Vincent C. Hascall : 1969年にRockefeller大学からPh.D.を取得した。クラスメートのDr.Stanley Sajderaと共同の学位論文における研究は、現在ではaggrecan と呼ばれている軟骨 プロテオグリカンの会合する性質に関するもので、プロテオグリカンを組織と細胞から抽出・精製する際に広く使われている解離的抽出法を新しく導入した。卒業後Michigan大学の生化学及び口腔生物学教室で職員に任命された。1975年プロテオグリカンセクションでの研究を主催するため、Bethesda にある国立歯学研究所(National Institute of Dental Research)へ移動。1994年現職である Cleveland Clinic FoundationのLerner研究所 Biomedical Engineering部門のスタッフに任命された。結合組織生物学と糖質生物学への多大な貢献により、スウェーデン・ルント大学から“Doctor of Medicine,honaris causa”を授けられ、また複合糖質学会からは“Karl Meyer Award for Glycoconjugate”を受賞し、更に米国生化学会誌(J. Biol. Chem.)のAssociate Editorshipを委任されている。
Dr. Yanagishita 写真


柳下 正樹 : 1973年に慶応義塾大学医学部を卒業後、同年内科研修医として虎の門病院勤務。1975年アメリカ合衆国、国立小児発育研究所(NICHD)で客員研究員となり研究歴が始まる。ここでDr. Hascallの知遇を得、薫陶を受けプロテオグリカン研究を始める。1979年から1980年の間内分泌科の臨床研修を完了するため虎の門病院勤務後、再びNIHに戻りDr. Hascallの研究室に参加、プロテオグリカンとくにヘパラン硫酸プロテオグリカンの細胞代謝に関する研究を行った。1996年より現職、東京医科歯科大学歯学部生化学講座教授。
Dr. Yanagishita 写真


Bryan P. Toole : Bryan P.Toole はオーストラリアのメルボルンで教育を受け、メルボルン大学で理学士を、モナッシュ大学で生化学の Ph.Dを授与された。
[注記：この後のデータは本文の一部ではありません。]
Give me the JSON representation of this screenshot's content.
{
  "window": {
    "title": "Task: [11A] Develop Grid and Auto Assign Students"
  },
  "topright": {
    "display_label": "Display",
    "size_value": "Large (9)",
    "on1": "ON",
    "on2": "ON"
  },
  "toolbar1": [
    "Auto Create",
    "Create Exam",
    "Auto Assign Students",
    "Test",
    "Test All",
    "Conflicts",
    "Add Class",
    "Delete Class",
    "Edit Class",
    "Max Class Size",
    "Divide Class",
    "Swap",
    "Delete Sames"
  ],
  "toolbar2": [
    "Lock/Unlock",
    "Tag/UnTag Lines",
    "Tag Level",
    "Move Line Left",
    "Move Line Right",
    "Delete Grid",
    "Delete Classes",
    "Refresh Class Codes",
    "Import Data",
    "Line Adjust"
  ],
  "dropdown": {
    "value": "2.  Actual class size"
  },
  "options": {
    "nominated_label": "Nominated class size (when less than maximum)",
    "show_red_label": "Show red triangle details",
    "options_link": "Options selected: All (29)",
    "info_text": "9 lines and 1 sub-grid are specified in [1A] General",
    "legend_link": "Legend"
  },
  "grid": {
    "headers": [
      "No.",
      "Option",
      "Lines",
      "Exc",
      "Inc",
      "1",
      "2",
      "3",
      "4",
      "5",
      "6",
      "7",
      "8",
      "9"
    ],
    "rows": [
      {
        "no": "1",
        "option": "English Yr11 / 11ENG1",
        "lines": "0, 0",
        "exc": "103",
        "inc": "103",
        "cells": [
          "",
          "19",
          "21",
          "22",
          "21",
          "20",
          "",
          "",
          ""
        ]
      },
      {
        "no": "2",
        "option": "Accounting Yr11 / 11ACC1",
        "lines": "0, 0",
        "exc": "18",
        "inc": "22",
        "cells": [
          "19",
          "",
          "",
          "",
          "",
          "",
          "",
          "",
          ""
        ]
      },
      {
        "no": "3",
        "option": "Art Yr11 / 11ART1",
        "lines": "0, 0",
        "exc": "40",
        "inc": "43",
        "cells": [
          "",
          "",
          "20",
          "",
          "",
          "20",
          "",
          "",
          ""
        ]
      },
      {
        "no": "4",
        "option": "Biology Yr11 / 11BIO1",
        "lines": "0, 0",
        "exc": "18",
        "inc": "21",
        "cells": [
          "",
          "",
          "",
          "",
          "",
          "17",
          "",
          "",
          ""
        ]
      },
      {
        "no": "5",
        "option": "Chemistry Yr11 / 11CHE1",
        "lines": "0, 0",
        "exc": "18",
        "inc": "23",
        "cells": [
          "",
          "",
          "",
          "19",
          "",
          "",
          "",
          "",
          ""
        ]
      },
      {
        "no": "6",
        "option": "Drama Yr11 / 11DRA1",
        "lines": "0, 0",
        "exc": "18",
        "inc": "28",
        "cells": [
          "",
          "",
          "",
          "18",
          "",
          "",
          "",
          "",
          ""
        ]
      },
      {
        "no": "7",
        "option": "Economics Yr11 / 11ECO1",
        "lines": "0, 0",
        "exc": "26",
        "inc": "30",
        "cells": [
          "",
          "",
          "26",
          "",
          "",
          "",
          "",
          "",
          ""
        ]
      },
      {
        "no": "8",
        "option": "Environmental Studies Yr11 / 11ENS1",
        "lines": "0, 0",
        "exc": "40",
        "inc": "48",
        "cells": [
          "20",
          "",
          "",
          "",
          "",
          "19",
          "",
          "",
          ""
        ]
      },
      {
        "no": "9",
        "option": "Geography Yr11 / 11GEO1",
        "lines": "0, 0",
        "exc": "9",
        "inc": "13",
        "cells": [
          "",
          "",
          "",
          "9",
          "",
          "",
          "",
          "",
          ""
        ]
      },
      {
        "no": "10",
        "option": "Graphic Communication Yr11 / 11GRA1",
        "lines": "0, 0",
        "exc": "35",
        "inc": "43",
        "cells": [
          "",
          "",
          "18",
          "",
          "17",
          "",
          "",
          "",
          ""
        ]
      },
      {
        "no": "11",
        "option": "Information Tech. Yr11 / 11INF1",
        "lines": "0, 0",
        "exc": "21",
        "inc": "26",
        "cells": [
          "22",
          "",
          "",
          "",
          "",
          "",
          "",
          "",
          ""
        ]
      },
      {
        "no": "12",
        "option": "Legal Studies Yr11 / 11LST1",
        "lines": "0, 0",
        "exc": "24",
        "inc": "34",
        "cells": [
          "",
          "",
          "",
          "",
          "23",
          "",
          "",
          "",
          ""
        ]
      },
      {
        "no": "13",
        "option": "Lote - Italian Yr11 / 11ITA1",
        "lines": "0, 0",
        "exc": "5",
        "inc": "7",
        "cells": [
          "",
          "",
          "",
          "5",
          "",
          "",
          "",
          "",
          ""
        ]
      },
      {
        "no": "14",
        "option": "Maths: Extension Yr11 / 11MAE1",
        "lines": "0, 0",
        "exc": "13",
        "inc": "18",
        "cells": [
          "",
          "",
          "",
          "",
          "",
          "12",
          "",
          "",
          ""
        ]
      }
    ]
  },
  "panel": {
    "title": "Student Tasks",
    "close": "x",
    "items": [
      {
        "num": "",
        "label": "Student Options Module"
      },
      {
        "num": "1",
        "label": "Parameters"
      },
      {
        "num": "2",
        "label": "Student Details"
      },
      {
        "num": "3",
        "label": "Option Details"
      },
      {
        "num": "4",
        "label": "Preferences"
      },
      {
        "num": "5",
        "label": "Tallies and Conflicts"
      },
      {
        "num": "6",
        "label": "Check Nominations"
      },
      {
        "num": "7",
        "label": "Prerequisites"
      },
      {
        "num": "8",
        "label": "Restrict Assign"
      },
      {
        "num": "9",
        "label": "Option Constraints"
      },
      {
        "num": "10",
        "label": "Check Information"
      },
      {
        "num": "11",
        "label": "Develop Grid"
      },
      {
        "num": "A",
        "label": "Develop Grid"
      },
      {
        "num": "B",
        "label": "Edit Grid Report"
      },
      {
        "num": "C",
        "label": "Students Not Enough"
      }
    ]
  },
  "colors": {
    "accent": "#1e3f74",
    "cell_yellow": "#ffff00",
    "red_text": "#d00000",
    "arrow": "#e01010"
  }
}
Dennis Lowther教授の研究室における彼の Ph.Dの研究では、現在デコリンと命名されているデルマタン硫酸プロテオグリカンを精製単離し、また生理的条件下でデコリンがコラーゲンと相互作用することを最初に証明した。1968年、博士はボストンへ移り、Massachusetts General HospitalとHarvard Medical SchoolのJerome Gross博士の研究室でポストドクとしての研究に取り組んだ。ここでToole博士は、再生と胚の発生過程でヒアルロン酸が、運動性をもち増殖する細胞を取り囲み相互作用することを示した。1972年、博士はハーバード大学職員となり、自分の研究室を創設して胚発育とガンにおけるヒアルロン酸と細胞の相互作用、およびヒアルロン酸レセプターの生化学的性質の究明に取り組んだ。1980年、博士はボストンのTufts大学健康科学分校に解剖学と細胞生物学の教授として加わり、1985〜1992年には同学部の主任であった。現在博士は the George Bates の組織学の教授であり、Tufts大学健康科学分校における細胞、分子および発育生物学の Ph.D.課程の所長を勤めている。博士の研究室は形態形成とガンにおけるヒアルロン酸と細胞の相互作用、さらにガン転移時の、マトリックスメタロプロテイナーゼの制御における腫瘍と基質細胞相互作用の役割に引き続き研究の焦点をあてている。